The new Nissan LEAF has become a mobile power station in Germany as the LEAF is approved to feed power back in to the grid with vehicle-to-grid technology.
There is a lot of chatter around that, as we transition to a world filled with electric cars, it will be impossible for the Grid to cope with power demand. And there’s certainly more than a grain of truth to the assertion.
But the solution isn’t necessarily to build more and more power stations, it’s to manage the power we produce more efficiently than we do, including finding ways to store excess production of energy to smooth the peaks of demand.
On a big scale that can be achieved with stuff like Pivot Power’s plans to develop a 2-gigawatt network of grid-scale batteries around the UK, with the ability to absorb or release two thirds the power of Hinkley C Nuclear Power Station on demand.
But it’s not just the big stuff which will be able to help smooth demand for power, but lots of little things too – like the Nissan LEAF.

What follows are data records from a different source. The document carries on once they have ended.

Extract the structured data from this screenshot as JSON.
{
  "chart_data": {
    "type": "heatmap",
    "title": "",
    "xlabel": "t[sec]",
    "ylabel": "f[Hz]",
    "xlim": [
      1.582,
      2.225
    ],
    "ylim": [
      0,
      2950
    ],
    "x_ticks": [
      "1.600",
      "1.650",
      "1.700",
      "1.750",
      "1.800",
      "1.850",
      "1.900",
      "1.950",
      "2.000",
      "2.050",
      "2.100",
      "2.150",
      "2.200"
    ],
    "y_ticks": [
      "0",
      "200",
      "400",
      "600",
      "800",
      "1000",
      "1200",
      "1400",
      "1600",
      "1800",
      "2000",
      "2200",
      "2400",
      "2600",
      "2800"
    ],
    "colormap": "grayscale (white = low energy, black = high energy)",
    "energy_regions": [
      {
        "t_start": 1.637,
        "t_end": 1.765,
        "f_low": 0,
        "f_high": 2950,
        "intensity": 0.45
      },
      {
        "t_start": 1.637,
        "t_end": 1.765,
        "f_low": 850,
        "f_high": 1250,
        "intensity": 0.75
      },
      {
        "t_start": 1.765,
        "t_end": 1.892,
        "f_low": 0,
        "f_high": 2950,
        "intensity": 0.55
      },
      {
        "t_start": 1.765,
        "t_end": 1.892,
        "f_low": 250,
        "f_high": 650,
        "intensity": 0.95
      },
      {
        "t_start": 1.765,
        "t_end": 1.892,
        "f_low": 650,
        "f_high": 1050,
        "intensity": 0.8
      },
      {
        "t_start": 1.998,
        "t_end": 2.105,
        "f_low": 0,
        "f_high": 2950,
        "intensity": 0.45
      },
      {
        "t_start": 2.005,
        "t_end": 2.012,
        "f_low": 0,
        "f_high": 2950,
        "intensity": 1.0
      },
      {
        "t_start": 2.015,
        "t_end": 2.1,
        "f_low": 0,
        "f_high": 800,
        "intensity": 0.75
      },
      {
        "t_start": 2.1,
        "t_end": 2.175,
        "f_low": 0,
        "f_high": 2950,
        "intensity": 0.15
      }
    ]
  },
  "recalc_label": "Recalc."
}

Last year Nissan won the Excellence in Climate Solutions Award for its Vehicle-to-Grid work which allows energy stored in the LEAF to be fed back in to the grid at times of high demand, recharging itself when the peak has passed.
Now that Vehicle-to-Grid technology moves a step closer to real world implementation with the LEAF passing all the regulatory hurdles to be approved by the TSO in Germany, meaning it can be plugged in to the grid to feed back power at times of high demand.
It’s all part of plans to in Germany to decentralise energy generation, with tech company The Mobility House, ENERVIE, Amprion and Nissan running a pilot project in Hagen, and it looks an eminently sensible direction, and even more so the more EVs hit the road.
Guillaume Pelletreau, MD Nissan Centre Europe, said:
We strongly believe in an emission-free future. Accordingly, we are also very proud that the Nissan Leaf has, as the first electric car ever, been approved as suitable for stabilising grid frequencies. Leaf batteries could make an important contribution to energy transition in Germany and a sustainable future.